(Bloomberg) -- India isn’t worried by a European Union price cap on Russian crude, oil minister Hardeep Puri said, signaling that the South Asian economy intends to continue purchasing from Russia for now.

While EU sanctions on Russian exports of oil take effect Monday -- hitting shipments above $60 a barrel -- Russia’s flagship crude oil has traded well below that level, making the cap less of a worry for either the supplier or its buyers. When asked in a local news interview what the implications of the price cap on India would be, Puri, a former diplomat, said: “Nil.” 

“I’m under no pressure and it is unlikely that I can be put under any pressure,” the minister told news portal BQ Prime.

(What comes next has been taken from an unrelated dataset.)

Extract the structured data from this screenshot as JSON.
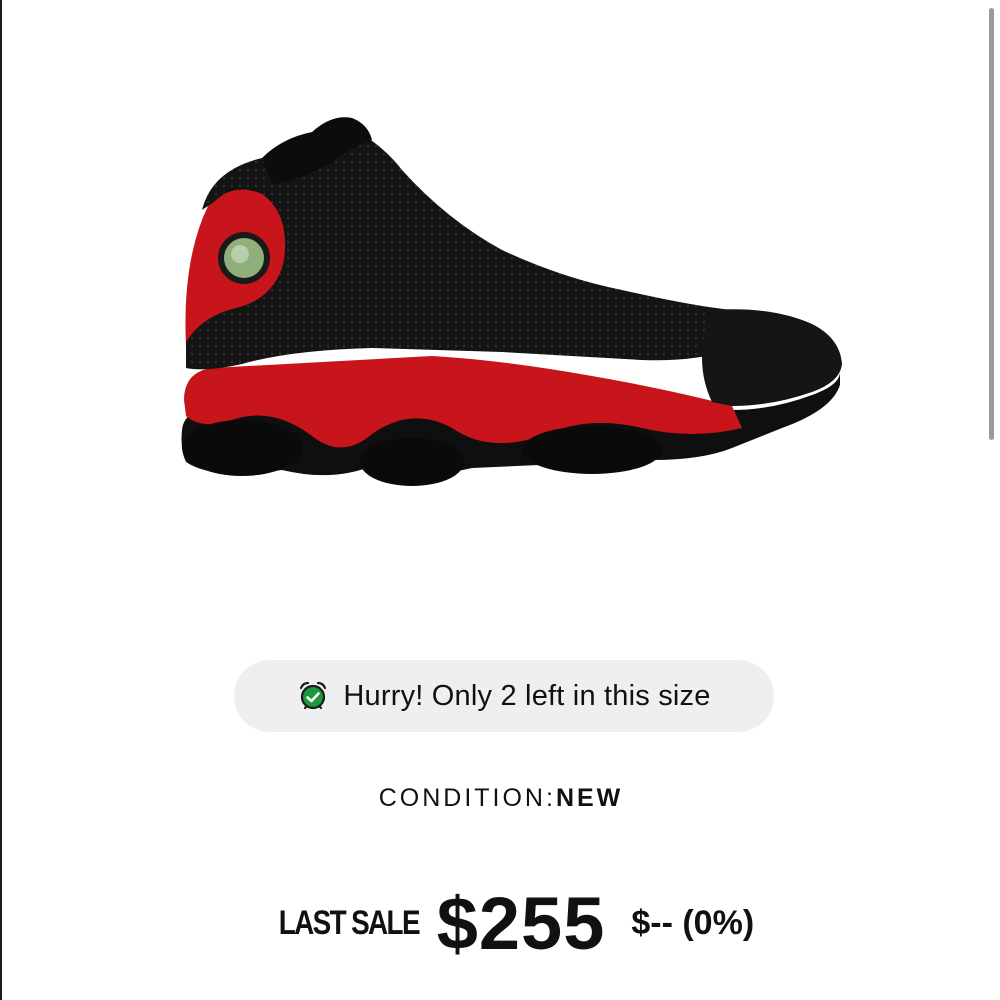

Russia had earlier threatened to stop production if the cap was implemented, but last week its foreign minister Sergei Lavrov said the measure was irrelevant, a sign the country was possibly softening its earlier stance. The $60 cap is intended to keep Russian oil flowing while also curbing revenues to finance its war on Ukraine.

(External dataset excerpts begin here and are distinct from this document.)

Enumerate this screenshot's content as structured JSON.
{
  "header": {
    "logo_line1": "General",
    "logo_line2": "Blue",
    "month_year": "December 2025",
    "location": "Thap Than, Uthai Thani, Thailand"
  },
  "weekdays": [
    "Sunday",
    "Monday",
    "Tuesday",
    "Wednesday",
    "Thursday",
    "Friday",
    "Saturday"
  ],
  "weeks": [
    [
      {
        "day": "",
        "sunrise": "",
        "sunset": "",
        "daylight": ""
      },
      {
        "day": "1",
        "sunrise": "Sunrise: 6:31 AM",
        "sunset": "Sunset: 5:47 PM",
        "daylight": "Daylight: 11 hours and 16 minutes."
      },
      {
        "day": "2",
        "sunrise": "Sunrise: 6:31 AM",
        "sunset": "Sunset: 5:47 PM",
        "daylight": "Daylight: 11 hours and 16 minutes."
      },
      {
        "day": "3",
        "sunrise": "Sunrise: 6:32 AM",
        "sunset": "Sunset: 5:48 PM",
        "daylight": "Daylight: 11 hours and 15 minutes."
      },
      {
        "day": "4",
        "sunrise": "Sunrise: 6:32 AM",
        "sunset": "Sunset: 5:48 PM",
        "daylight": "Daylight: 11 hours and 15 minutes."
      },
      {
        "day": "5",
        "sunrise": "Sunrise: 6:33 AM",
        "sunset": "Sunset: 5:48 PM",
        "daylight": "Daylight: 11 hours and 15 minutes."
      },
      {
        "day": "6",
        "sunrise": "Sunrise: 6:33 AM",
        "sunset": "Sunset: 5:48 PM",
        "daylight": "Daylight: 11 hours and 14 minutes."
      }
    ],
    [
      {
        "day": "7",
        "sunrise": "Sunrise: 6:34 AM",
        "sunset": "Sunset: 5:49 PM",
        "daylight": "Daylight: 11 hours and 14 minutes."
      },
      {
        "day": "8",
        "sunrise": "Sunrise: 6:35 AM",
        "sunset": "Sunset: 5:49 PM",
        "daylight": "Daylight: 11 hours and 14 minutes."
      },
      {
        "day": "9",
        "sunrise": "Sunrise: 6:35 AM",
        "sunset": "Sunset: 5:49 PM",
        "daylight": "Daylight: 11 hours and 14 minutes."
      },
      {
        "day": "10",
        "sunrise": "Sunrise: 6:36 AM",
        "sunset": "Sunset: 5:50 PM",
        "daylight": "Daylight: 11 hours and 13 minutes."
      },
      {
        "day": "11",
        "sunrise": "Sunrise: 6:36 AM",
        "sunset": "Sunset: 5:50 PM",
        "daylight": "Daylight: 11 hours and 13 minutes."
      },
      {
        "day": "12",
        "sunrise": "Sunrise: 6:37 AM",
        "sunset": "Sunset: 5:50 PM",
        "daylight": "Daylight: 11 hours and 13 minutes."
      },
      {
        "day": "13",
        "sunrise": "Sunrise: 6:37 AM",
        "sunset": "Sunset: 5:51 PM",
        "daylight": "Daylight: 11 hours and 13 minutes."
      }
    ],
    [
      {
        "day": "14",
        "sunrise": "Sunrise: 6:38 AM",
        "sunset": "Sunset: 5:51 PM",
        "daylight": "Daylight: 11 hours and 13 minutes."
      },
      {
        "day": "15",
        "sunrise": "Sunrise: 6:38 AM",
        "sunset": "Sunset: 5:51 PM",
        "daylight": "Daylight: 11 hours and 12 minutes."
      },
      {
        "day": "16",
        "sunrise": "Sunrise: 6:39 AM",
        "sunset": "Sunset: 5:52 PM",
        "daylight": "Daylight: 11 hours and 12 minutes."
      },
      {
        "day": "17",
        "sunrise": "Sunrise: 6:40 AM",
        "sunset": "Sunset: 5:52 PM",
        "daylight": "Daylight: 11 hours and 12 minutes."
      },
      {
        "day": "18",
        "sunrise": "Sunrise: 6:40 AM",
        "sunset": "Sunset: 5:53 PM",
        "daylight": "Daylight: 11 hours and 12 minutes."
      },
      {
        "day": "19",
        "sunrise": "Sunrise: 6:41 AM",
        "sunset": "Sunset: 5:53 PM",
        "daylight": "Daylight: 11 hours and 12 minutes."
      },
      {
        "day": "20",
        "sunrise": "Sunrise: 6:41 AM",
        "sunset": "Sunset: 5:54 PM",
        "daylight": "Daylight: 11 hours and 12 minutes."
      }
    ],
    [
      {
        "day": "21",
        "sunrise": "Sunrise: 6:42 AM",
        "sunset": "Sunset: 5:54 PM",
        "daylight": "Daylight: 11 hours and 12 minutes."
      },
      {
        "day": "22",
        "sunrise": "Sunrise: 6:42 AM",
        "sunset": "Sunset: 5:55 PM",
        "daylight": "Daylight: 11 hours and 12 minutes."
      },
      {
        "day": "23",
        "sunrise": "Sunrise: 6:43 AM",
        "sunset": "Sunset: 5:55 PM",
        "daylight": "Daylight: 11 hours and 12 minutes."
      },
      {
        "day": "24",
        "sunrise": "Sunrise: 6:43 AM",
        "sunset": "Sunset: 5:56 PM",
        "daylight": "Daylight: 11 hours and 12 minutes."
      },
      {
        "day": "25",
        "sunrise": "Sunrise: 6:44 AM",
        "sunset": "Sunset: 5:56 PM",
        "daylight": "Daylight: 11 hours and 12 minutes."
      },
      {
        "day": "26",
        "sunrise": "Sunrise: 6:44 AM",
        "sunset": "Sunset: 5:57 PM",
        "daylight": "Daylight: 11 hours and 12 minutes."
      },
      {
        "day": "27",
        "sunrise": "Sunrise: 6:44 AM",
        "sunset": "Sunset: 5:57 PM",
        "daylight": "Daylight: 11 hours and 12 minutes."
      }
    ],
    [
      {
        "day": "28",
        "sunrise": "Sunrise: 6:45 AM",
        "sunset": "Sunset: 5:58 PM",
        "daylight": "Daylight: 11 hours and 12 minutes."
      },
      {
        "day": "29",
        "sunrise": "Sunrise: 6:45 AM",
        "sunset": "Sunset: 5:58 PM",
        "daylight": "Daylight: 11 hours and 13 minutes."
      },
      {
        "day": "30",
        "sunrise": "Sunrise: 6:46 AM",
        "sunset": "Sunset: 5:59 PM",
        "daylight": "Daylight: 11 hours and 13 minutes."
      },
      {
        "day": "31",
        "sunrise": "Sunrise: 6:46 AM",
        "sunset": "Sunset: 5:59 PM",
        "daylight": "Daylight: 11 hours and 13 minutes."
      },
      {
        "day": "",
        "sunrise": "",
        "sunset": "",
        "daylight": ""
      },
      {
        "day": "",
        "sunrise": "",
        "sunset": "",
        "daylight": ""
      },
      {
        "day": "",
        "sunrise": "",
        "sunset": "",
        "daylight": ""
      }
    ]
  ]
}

Puri said India now sources oil from 39 countries, with Iraq, Saudi Arabia, United Arab Emirates, Kuwait and Russia among the top suppliers. Imports from Russia previously formed a negligible part of the nation’s purchases, although shipments have risen sharply since the war in Ukraine began in February.

“We’ll buy from whoever we have to,” Puri said.   

Separately, the oil exporters’ group OPEC+ on Sunday decided to keep production unchanged as uncertainties cloud the market.